Une autre chose me surprend en ces mois où l’électricité sert de baromètre social. Le matin, vers 6h 30, seules quelques rares fenêtres sur les quelques dizaines que j’ai dans mon champ de vision sont illuminées. La Suisse laborieuse se lève tard. Les horaires ne sont plus ceux d’antan. Signe évident de progrès, même si la semaine de travail est toujours en principe à 42 h, la vie ne reprend qu’autour de 7 h.

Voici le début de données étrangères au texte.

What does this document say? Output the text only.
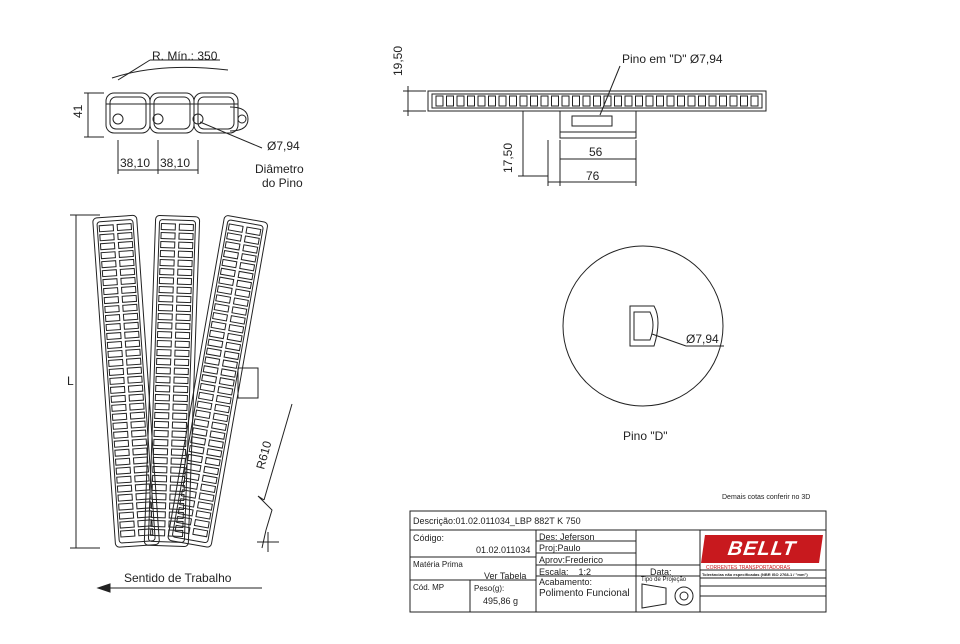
R. Mín.: 350
41
38,10 38,10
Ø7,94
Diâmetro
do Pino
Pino em "D" Ø7,94
19,50
17,50	56
76
L
R610
Sentido de Trabalho
Ø7,94
Pino "D"
Demais cotas conferir no 3D
Descrição:01.02.011034_LBP 882T K 750
Código:
01.02.011034
Matéria Prima
Ver Tabela
Cód. MP	Peso(g):
495,86 g
Des: Jeferson
Proj:Paulo
Aprov:Frederico
Escala: 1:2	Data:
Acabamento:
Polimento Funcional
Tipo de Projeção
BELLT
CORRENTES TRANSPORTADORAS
Tolerâncias não especificadas (NBR ISO 2768-1 / "mm")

Mais alors pourquoi ce peuple coi est-il aussi inquiet, ainsi qu’on l’a constaté lors des élections d’octobre avec le vote blochérien? Une inquiétude confirmée par un sondage du Forum économique mondial: derrière une quotidienneté tranquille en apparence et même (toujours en apparence?) confortable se dissimule une énorme angoisse.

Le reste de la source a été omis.